Современники думали: Чехов едет за новыми темами и сюжетами. Конечно же, это было не так: уж кому-кому, а Чехову достаточно было лишь оглядеться кругом, чтобы найти материал для рассказов. Сахалин почти ничего и не дал его прозе: только рассказы “Гусев”, “Убийство” и “В ссылке” как-то связаны с морем, Сибирью и каторжным островом.
Бунин, хорошо знавший Чехова, объяснение сахалинскому путешествию дал, тем не менее, очень поверхностное. “На Сахалин Чехов поехал потому, что его интересовал Сахалин, и еще потому, что в путешествии он хотел встряхнуться после смерти брата Николая, талантливого художника”. Но путешествие было задумано через полгода, а свершено почти через год после смерти брата; так что и бунинское объяснение нам не подходит.
Ближе к истине кажется то, что сам Чехов писал Суворину. “Сахалин — это место невыносимых страданий, на какие только бывает способен человек вольный и подневольный... Жалею, что я не сентиментален, а то я сказал бы, что в места, подобные Сахалину, мы должны ездить на поклонение, как турки ездят в Мекку... мы сгноили в тюрьмах м и л л и о н ы людей, сгноили зря, без рассуждения, варварски; мы гоняли людей по холоду в кандалах десятки тысяч верст, заражали сифилисом, развращали, размножали преступников и все это сваливали на тюремных красноносых смотрителей... виноваты не смотрители, а все мы, но нам до этого дела нет, это неинтересно.

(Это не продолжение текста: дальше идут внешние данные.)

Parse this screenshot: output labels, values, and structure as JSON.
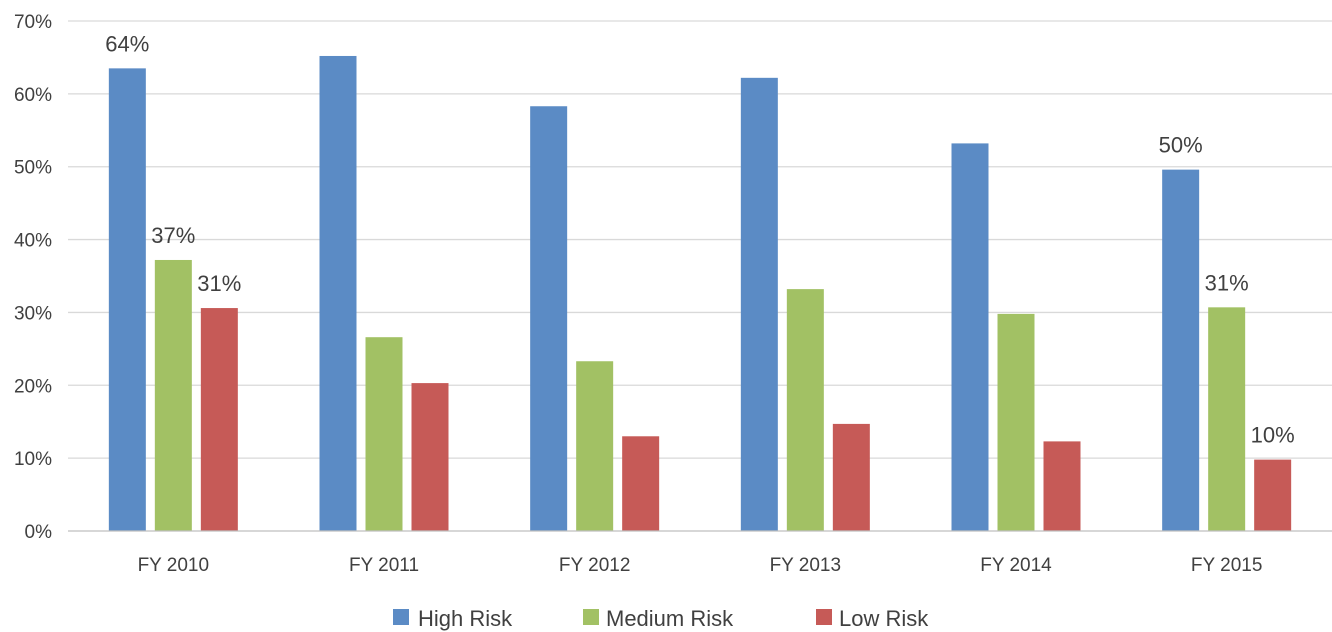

Прославленные шестидесятые годы не сделали ничего для больных и заключенных, нарушив таким образом самую главную заповедь христианской цивилизации...” (8 марта 1890 г.).

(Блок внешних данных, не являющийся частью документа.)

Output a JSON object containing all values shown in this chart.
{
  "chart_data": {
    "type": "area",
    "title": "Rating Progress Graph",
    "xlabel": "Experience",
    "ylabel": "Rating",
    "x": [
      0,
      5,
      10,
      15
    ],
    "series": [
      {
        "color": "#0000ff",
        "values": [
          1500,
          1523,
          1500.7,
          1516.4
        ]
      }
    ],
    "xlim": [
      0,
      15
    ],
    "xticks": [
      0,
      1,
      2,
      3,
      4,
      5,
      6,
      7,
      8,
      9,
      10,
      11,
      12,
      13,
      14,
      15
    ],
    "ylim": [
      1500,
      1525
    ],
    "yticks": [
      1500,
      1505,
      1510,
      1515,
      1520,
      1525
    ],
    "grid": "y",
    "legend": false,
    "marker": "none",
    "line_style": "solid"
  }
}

То есть сахалинский вояж был для Чехова продолжением медицинских трудов, воплощением потребности бескорыстного — а порой и опасного для себя самого — служения людям. Говоря кратко и пафосно, Чехова на Сахалин повела его совесть.
На Сахалин его увлекал тот же самый “первичный моральный импульс” (А. Шопенгауэр), который понуждал Чехова строить школы, организовывать библиотеки и бесплатно лечить больных. Причем Чехов стремился (может быть, и неосознанно) не просто служить людям, но хотел именно пострадать за народ. Как очарованный странник Лескова Иван Северьяныч хотел “пострадать за народ”, поменяв свою рясу на “амуничку”, — так и Чехов, уже умирая, мечтал ехать врачом на войну с японцами, поменяв свой гражданский сюртук на кровавый халат полевого хирурга.